C++ address value and sizeof

669 views Asked by At

On my computer. When I test the code:

int main()
{
    int i=123;
    return 0;
}

using

g++ -g test.cpp -o test

I found when I enter:

print &i            output: 0x7fffffffe18c
print sizeof(&i)    output: 8

I was confused, the address of i is 6 byte, why sizeof(&i)==8? Thanks a lot

3

There are 3 answers

1
Tim On BEST ANSWER

When you do this, you are getting the address of i

print &i            output: 0x7fffffffe18c

The output show the address number that the variable i is stored, but printf will remove the leading zero, so you could only see 0x7fffffffe18c instead of 0x00007fffffffe18c, you could use a debugger to verify it

When you call sizeof(&i)

print sizeof(&i)    output: 8

You getting 8 bytes, because you are getting the sizeof the address and not the variable i size, if you want to get the variable size just do

sizeof(i)
0
kfsone On

sizeof works with types, not values, because values must ultimately be stored in a container of some type, and the compiler usually can't predict what value a variable is going to have to hold at compile time:

void f(int* ptr);  // does it need to hold 0? 1000? 1<<27?

When you write

sizeof(i);
size_t f(int* ptr) { return sizeof(ptr); }

is actually treated as equivalent to

sizeof decltype(i);
size_t f(int* ptr) { return sizeof(decltype(ptr)); }

where decltype(i) evaluates to whatever type i was declared as:

int i; :- decltype(i) evaluates to "int"
int* i; :- decltype(i) evaluates to "int*"
int*& i; :- decltype(i) evaluates to "int*&"

and in f

sizeof(ptr) :- decltype(ptr) evaluates to "int*"

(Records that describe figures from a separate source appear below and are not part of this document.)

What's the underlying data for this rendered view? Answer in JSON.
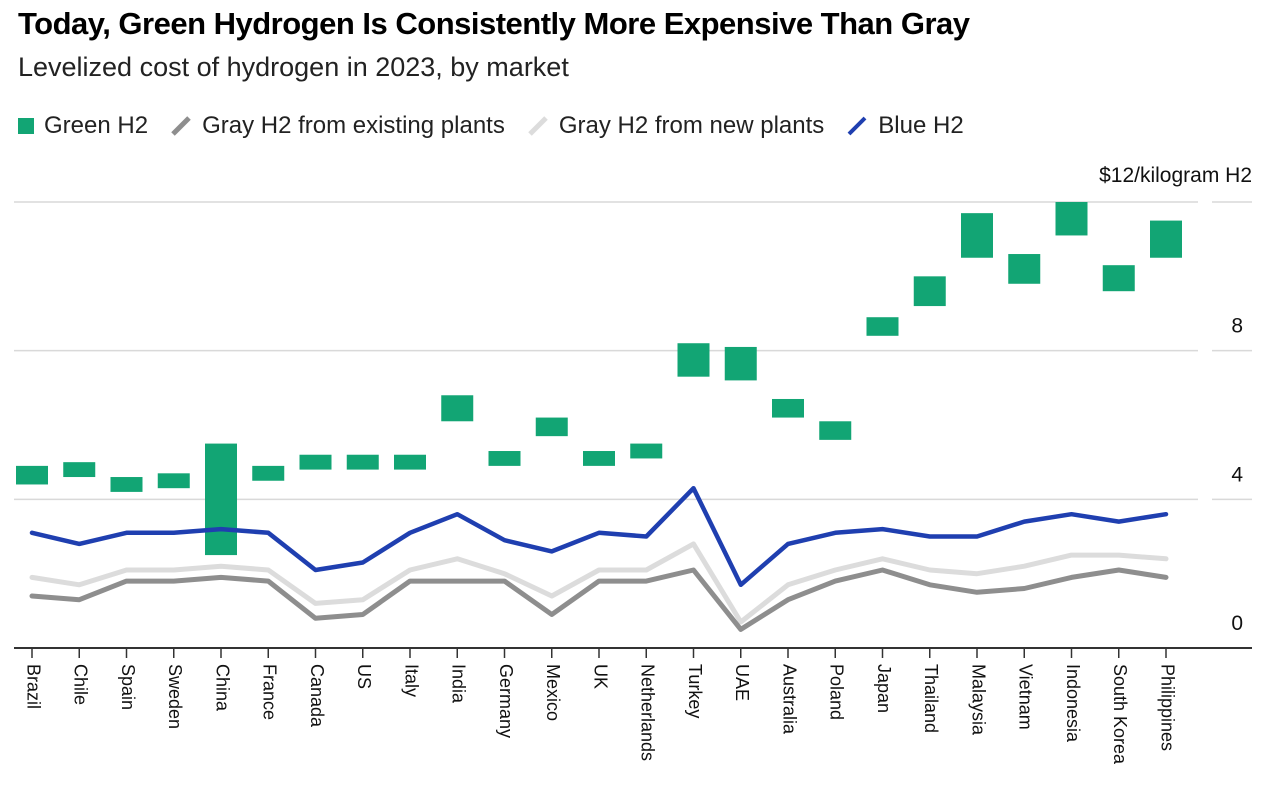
{
  "title": "Today, Green Hydrogen Is Consistently More Expensive Than Gray",
  "subtitle": "Levelized cost of hydrogen in 2023, by market",
  "colors": {
    "green": "#12a574",
    "gray_existing": "#8e8e8e",
    "gray_new": "#dcdcdc",
    "blue": "#1f3fb0",
    "grid": "#d9d9d9",
    "axis": "#333333"
  },
  "legend": [
    {
      "label": "Green H2",
      "kind": "box",
      "color_key": "green"
    },
    {
      "label": "Gray H2 from existing plants",
      "kind": "line",
      "color_key": "gray_existing"
    },
    {
      "label": "Gray H2 from new plants",
      "kind": "line",
      "color_key": "gray_new"
    },
    {
      "label": "Blue H2",
      "kind": "line",
      "color_key": "blue"
    }
  ],
  "chart_data": {
    "type": "line",
    "title": "Today, Green Hydrogen Is Consistently More Expensive Than Gray",
    "subtitle": "Levelized cost of hydrogen in 2023, by market",
    "ylabel": "$12/kilogram H2",
    "ylim": [
      0,
      12
    ],
    "yticks": [
      0,
      4,
      8,
      12
    ],
    "ytick_labels": [
      "0",
      "4",
      "8",
      "$12/kilogram H2"
    ],
    "grid": true,
    "legend_position": "top",
    "categories": [
      "Brazil",
      "Chile",
      "Spain",
      "Sweden",
      "China",
      "France",
      "Canada",
      "US",
      "Italy",
      "India",
      "Germany",
      "Mexico",
      "UK",
      "Netherlands",
      "Turkey",
      "UAE",
      "Australia",
      "Poland",
      "Japan",
      "Thailand",
      "Malaysia",
      "Vietnam",
      "Indonesia",
      "South Korea",
      "Philippines"
    ],
    "green_range": {
      "name": "Green H2",
      "low": [
        4.4,
        4.6,
        4.2,
        4.3,
        2.5,
        4.5,
        4.8,
        4.8,
        4.8,
        6.1,
        4.9,
        5.7,
        4.9,
        5.1,
        7.3,
        7.2,
        6.2,
        5.6,
        8.4,
        9.2,
        10.5,
        9.8,
        11.1,
        9.6,
        10.5
      ],
      "high": [
        4.9,
        5.0,
        4.6,
        4.7,
        5.5,
        4.9,
        5.2,
        5.2,
        5.2,
        6.8,
        5.3,
        6.2,
        5.3,
        5.5,
        8.2,
        8.1,
        6.7,
        6.1,
        8.9,
        10.0,
        11.7,
        10.6,
        12.0,
        10.3,
        11.5
      ]
    },
    "series": [
      {
        "name": "Blue H2",
        "values": [
          3.1,
          2.8,
          3.1,
          3.1,
          3.2,
          3.1,
          2.1,
          2.3,
          3.1,
          3.6,
          2.9,
          2.6,
          3.1,
          3.0,
          4.3,
          1.7,
          2.8,
          3.1,
          3.2,
          3.0,
          3.0,
          3.4,
          3.6,
          3.4,
          3.6
        ]
      },
      {
        "name": "Gray H2 from new plants",
        "values": [
          1.9,
          1.7,
          2.1,
          2.1,
          2.2,
          2.1,
          1.2,
          1.3,
          2.1,
          2.4,
          2.0,
          1.4,
          2.1,
          2.1,
          2.8,
          0.7,
          1.7,
          2.1,
          2.4,
          2.1,
          2.0,
          2.2,
          2.5,
          2.5,
          2.4
        ]
      },
      {
        "name": "Gray H2 from existing plants",
        "values": [
          1.4,
          1.3,
          1.8,
          1.8,
          1.9,
          1.8,
          0.8,
          0.9,
          1.8,
          1.8,
          1.8,
          0.9,
          1.8,
          1.8,
          2.1,
          0.5,
          1.3,
          1.8,
          2.1,
          1.7,
          1.5,
          1.6,
          1.9,
          2.1,
          1.9
        ]
      }
    ]
  }
}
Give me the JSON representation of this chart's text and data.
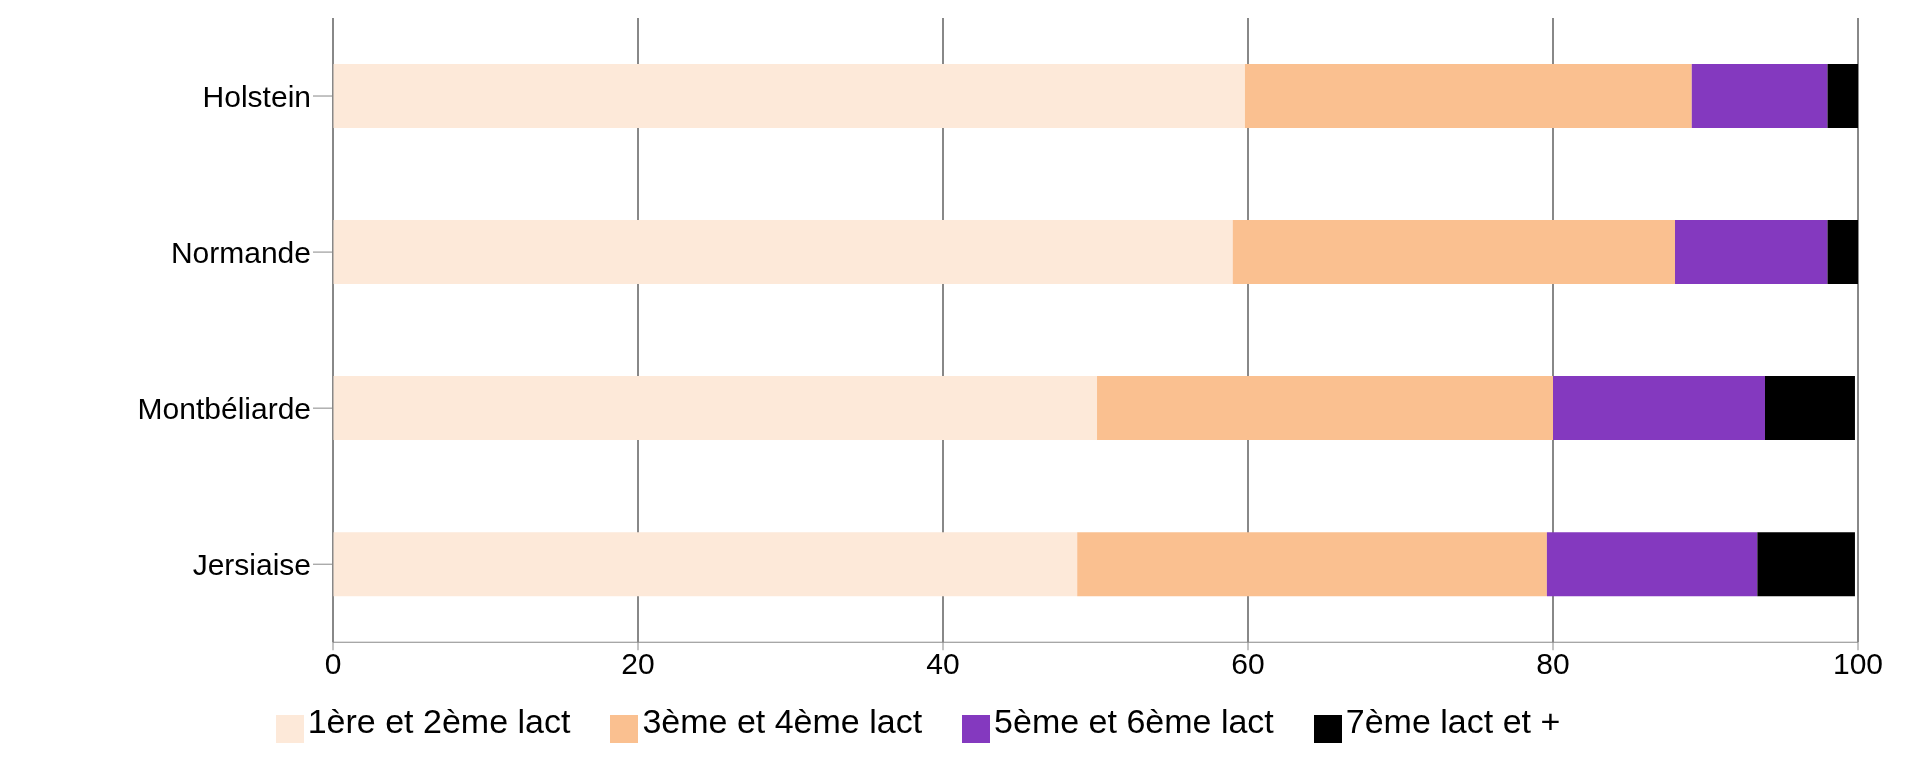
{
  "chart_data": {
    "type": "bar",
    "orientation": "horizontal",
    "stacked": true,
    "categories": [
      "Holstein",
      "Normande",
      "Montbéliarde",
      "Jersiaise"
    ],
    "series": [
      {
        "name": "1ère et 2ème lact",
        "color": "#fde9d9",
        "values": [
          59.8,
          59,
          50.1,
          48.8
        ]
      },
      {
        "name": "3ème et 4ème lact",
        "color": "#fac090",
        "values": [
          29.3,
          29,
          29.9,
          30.8
        ]
      },
      {
        "name": "5ème et 6ème lact",
        "color": "#8439bf",
        "values": [
          8.9,
          10,
          13.9,
          13.8
        ]
      },
      {
        "name": "7ème lact et +",
        "color": "#000000",
        "values": [
          2,
          2,
          5.9,
          6.4
        ]
      }
    ],
    "xlim": [
      0,
      100
    ],
    "xticks": [
      0,
      20,
      40,
      60,
      80,
      100
    ],
    "grid": "x",
    "legend": "bottom"
  }
}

You compiled a 64-bit executable so pointers have to be able to hold values [0,1^64), which requires 64-bits or 8 bytes.

#include <cstdio>

int main()
{
    int i = 10;
    printf("i = %d, &i = %0p, sizeof(&i) = %d\n", i, &i, sizeof(&i));
}

On a 32-bit machine: http://ideone.com/htfy9R

0
caustik On

The address is actually 0x00007fffffffe18c, print doesn't display the leading zeros.